Today was Pentecost Sunday, and I missed the traditional commemorations that I've never actually had before. I missed the scarlet fabric draped over the cross and across the Table. I missed the red roses and geraniums and snapdragons at the base of the pulpit. The red, orange, and gold streamers spun from the pews to the ceiling, Holy Spirit fire blazing up to heaven and down to us. The songs and stories remembering the surge of power that swept through the tiny band of cowering disciples, filling them with Love That Casts Out Fear, changing the world. "The Comforter has come."

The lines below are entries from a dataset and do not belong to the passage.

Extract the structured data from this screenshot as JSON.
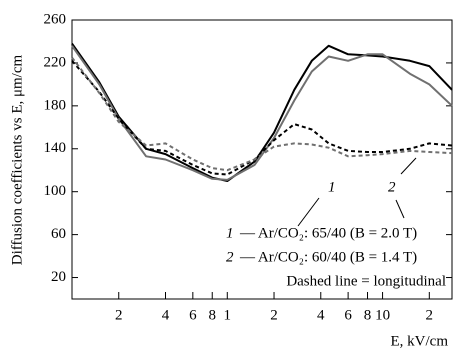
{
  "chart_data": {
    "type": "line",
    "ylabel": "Diffusion coefficients vs E, μm/cm",
    "xlabel": "E, kV/cm",
    "xscale": "log",
    "x": [
      0.1,
      0.15,
      0.2,
      0.3,
      0.4,
      0.6,
      0.8,
      1,
      1.5,
      2,
      2.7,
      3.5,
      4.5,
      6,
      8,
      10,
      15,
      20,
      28
    ],
    "series": [
      {
        "color": "#000000",
        "dashed": false,
        "values": [
          238,
          202,
          170,
          140,
          135,
          122,
          113,
          110,
          128,
          155,
          195,
          222,
          236,
          228,
          227,
          226,
          222,
          217,
          195
        ]
      },
      {
        "color": "#707070",
        "dashed": false,
        "values": [
          236,
          200,
          168,
          133,
          130,
          120,
          112,
          111,
          125,
          150,
          185,
          212,
          226,
          222,
          228,
          228,
          210,
          200,
          180
        ]
      },
      {
        "color": "#000000",
        "dashed": true,
        "values": [
          222,
          193,
          168,
          140,
          138,
          125,
          117,
          116,
          130,
          148,
          163,
          158,
          145,
          138,
          137,
          137,
          140,
          145,
          143
        ]
      },
      {
        "color": "#707070",
        "dashed": true,
        "values": [
          225,
          192,
          165,
          143,
          145,
          130,
          122,
          120,
          130,
          142,
          145,
          144,
          141,
          133,
          134,
          135,
          138,
          137,
          136
        ]
      }
    ],
    "xlim": [
      0.1,
      28
    ],
    "xticks": [
      {
        "value": 0.2,
        "label": "2"
      },
      {
        "value": 0.4,
        "label": "4"
      },
      {
        "value": 0.6,
        "label": "6"
      },
      {
        "value": 0.8,
        "label": "8"
      },
      1,
      2,
      4,
      6,
      8,
      10,
      {
        "value": 20,
        "label": "2"
      }
    ],
    "ylim": [
      0,
      260
    ],
    "yticks": [
      20,
      60,
      100,
      140,
      180,
      220,
      260
    ],
    "annotations": [
      "1",
      "2"
    ],
    "legend": [
      {
        "number": "1",
        "text": "— Ar/CO₂: 65/40 (B = 2.0 T)"
      },
      {
        "number": "2",
        "text": "— Ar/CO₂: 60/40 (B = 1.4 T)"
      }
    ],
    "note": "Dashed line = longitudinal"
  }
}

More and more my husband and I find ourselves longing for these things. He laments the missed opportunities to share Communion more often - especially following sermons about loving the stranger or what it means to be the Body of Christ. "This is my body..." "There is one body..." I long for altar cloths, floral arrangements, and those banners quilted by crafty church ladies that call out the names of God or the fruit of the Spirit or whathaveyou. Things that mark the turning of the seasons - Advent, Christmas, Epiphany, Lent, Eastertide, Pentecost, Ordinary Time...

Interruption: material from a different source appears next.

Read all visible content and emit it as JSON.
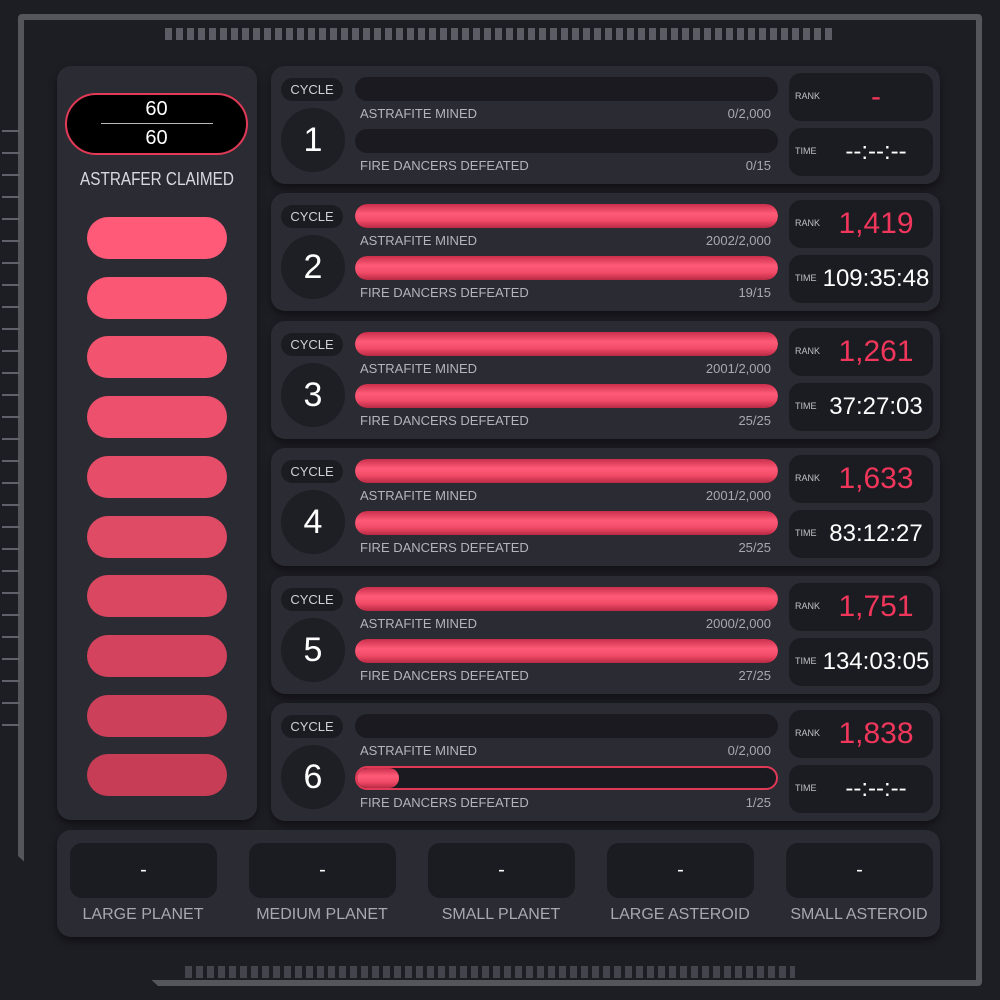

I feel a bit lost these days. Tired. Wrung out. Like the Old Wineskins have sprung too many leaks to be useful anymore, but I can't quite throw them out, because I haven't any New Wineskins to replace them with. I'm left with Ziplock baggies. Flimsy, temporary, and not made to hold Good Wine. Baby carrots, maybe, but not Good Wine. And aren't we supposed to be cutting down on our use of plastic anyway?
So, today I wore a red blouse and MM and I thanked God for giving us His Spirit. Tomorrow, I'll pick some geraniums and roses from our garden. I'll keep looking for wineskins and hope that the wine will last.